Unauthorised Thabo Mbeki

Thabo Mbeki Unauthorised (2007)

Photo copyright Eric Miller / World Economic Forum used via Creative Commons

In 2006, I made this half-hour film with Ben Cashdan and Redi Direko for SABC3 primetime.

The film was commissioned as part of an SABC series on controversial South African personalities, the format being we could not talk directly to the subjects but only to the people around them. William Gumede was one of the owners of our production company, Broad Daylight Films, and his book Thabo Mebeki and the Battle for the Soul of the ANC became one of the main sources for our research.
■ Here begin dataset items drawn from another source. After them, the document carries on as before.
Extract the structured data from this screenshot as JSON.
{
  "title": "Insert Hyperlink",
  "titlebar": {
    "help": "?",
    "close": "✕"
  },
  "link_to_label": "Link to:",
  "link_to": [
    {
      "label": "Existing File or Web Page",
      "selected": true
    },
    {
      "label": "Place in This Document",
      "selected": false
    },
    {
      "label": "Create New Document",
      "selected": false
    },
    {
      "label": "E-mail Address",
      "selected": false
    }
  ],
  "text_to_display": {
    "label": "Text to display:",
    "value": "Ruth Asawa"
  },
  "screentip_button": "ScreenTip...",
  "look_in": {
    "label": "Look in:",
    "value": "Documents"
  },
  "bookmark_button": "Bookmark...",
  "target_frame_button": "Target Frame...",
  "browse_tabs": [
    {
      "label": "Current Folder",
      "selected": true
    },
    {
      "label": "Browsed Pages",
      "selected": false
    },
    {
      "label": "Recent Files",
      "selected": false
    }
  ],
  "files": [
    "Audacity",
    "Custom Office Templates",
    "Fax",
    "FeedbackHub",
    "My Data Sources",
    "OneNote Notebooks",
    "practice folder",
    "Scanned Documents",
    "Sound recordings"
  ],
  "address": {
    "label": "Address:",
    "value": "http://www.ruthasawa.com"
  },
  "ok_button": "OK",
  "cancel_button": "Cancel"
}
Early on, we ran into trouble. Mbeki had created such a climate of insecurity around him that no one would agree to speak to us. Not his family, not his friends, not his enemies. Eventually we managed to cobble together a few brave souls, mostly journalists, to speak about the most powerful man in South Africa. Using some brilliant archival material, we built our drama around the jostling and jockeying that took place during Mbeki’s Machiavellian rise during the early 90’s. We also told the story of how Mbeki wooed white business away from the Apartheid Government with the promise that they could keep their money under Black rule.

And that apparently was too much for primetime TV.

The night it was meant to be broadcast, the film was spiked, pulled from the control-room playback machine on orders, we soon discovered, from an SABC crony with close ties to the ruling ANC. The ensuing battle, both legal and in the media, lasted for 2 years and led to the Freedom of Expression Tour, in which we took our banned film to community venues across South Africa and led public discussions about the importance of freedom of expression. The film eventually did get broadcast on SABC3 in 2007, with very minor changes, but only after Mbeki’s dramatic fall from power. The experience offered a unique window into the machinations of political power and the media in that beautiful country.

It remains a lovely little film, one that got swept up in its own story, overstepping an important journalistic line, becoming a part of the history it intended to merely chronicle.